The recent Resist Jam hinged on the theme of “resisting oppressive authoritarianism” as well as sub-themes like “this is how it feels” and “migration power.” Also prioritising concepts like hardware accessibility and localisation, the resulting games are varied, intriguing and of impressive quality. Just head to Resist Jam’s itch.io site and play directly from there. They’re all free to play.
Games like Tending the Resistance, where you water flowers and watch the butterflies, make their point incredibly simply. Others combine uncomplicated mechanics with deeper story. I particularly enjoyed Facts and Futures, which rewarded signal matching tasks with an enigmatic narrative, delivered by evocative voice acting.

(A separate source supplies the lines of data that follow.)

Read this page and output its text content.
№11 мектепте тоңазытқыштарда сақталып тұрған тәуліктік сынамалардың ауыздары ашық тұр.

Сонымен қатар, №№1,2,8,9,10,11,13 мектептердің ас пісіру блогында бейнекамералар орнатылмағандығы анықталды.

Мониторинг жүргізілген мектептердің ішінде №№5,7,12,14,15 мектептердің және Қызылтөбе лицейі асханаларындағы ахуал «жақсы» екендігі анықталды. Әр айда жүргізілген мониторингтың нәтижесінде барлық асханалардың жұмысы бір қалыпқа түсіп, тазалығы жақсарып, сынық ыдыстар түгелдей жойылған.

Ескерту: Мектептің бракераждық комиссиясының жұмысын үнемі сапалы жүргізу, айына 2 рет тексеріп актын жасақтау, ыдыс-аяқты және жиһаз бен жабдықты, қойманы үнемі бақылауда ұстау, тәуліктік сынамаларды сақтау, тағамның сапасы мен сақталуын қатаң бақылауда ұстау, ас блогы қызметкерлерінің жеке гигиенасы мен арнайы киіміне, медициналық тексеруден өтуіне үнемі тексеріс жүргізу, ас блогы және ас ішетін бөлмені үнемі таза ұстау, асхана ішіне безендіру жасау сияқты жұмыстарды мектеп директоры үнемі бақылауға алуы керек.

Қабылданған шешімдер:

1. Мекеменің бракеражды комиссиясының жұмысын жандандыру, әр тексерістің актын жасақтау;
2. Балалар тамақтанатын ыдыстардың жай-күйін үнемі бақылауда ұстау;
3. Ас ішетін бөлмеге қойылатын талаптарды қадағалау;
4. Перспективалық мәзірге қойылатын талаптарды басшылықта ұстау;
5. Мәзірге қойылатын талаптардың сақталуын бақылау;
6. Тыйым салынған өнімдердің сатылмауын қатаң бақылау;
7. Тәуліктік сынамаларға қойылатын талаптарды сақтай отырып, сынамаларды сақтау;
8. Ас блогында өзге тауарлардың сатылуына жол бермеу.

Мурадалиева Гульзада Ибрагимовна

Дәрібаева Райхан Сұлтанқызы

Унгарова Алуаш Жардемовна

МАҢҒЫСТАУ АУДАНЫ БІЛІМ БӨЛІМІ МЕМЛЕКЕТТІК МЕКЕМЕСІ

Illegal Alien saw my little character hopelessly trying to earn money making pizza while people were shooting at them. I have no idea if the game can be beaten, but I did try. In Swamp Alchemy, I combined a skull with a mushroom to make a race of forest imps that society promptly marginalised and segregated. I left feeling like a defeated god. In Love Thy Neighbour, a nicely written text adventure, I explored a person’s memories and past. Somebody is Listening is like a simple Hacknet, where you investigate a crime by noticing who is calling who.

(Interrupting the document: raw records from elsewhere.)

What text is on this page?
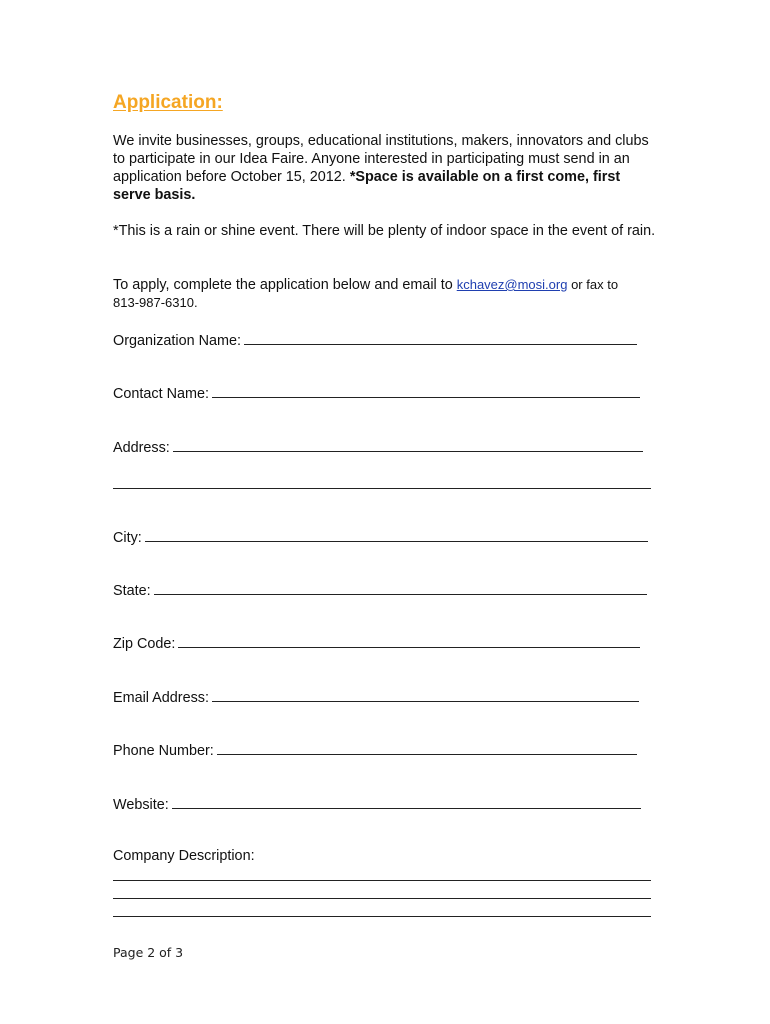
Application:

We invite businesses, groups, educational institutions, makers, innovators and clubs to participate in our Idea Faire. Anyone interested in participating must send in an application before October 15, 2012. *Space is available on a first come, first serve basis.

*This is a rain or shine event. There will be plenty of indoor space in the event of rain.

To apply, complete the application below and email to kchavez@mosi.org or fax to
813-987-6310.

Organization Name:
Contact Name:
Address:
City:
State:
Zip Code:
Email Address:
Phone Number:
Website:
Company Description:
Page 2 of 3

My friend, John Kane, made Sonder, where statements about friendship are represented through satisfying puzzle scenarios. I also loved Playground Break, a series of competitive schoolyard games you can play against others. It reminded me of Epyx’s California Games, except that the music made it hilarious, somehow. There was also a pixel-art point and click adventure, The Last Hope, which captured my attention for its monochromatic art and bleak setting, but I couldn’t progress from my prison cell. (I believe it is unfinished but it made its point regardless.)
I think my favourite browser game from Resist Jam, however, was Wake Up, by Inverge Studios. You arise on Day 236 of the Regime by selecting a pop-up circle, then on subsequent days, and have to make a series of choices about your life. You could select a circle to kiss your partner or make a coffee, but there is always an oppressive sense that you should be at work immediately. While working, you might get flashes of exhaustion or an opportunity to rebel. In time, the people you meet can shape your life in ways will have consequences.
Wake Up is definitely reminiscent of Papers Please, with the sense of constant, menial tasks requiring attention. After playing, I wanted to smash the alarm clock that wakes you up each day. What seems noticeably more obvious, immediately, is the protagonist’s desire to rebel. Refusing to conform is rewarded with friendship, new directions and circles that behave evocatively if you’re frightened, angry or heartbroken.
As bleak as it may be, Wake Up is an emotional game. It explores issues like unfairness, control and identity, exemplifying the themes Resist Jam centred on. I’ve provided more information about this one game, but all the games that I’ve mentioned this month are suitable accompaniments to your coffee break and will leave you with some small inspiration or feeling of empowerment. Who said games can’t contribute towards meaningful change and progress? Art will always be political. It’s interesting to appreciate it when it’s deliberately so.
When I’m trying to encourage my composition students to participate in game jams, I get them to go to the Indie Game Jams website, and browse the many jams that are happening on any given day. Quantity is interesting, but quality happens as a result of great planning. Resist Jam even had a series of online lectures from industry professionals to support creators. Resisting oppression is important to many people and Resist Jam allowed designers to create a surprisingly special collection of beautiful, powerful and moving games.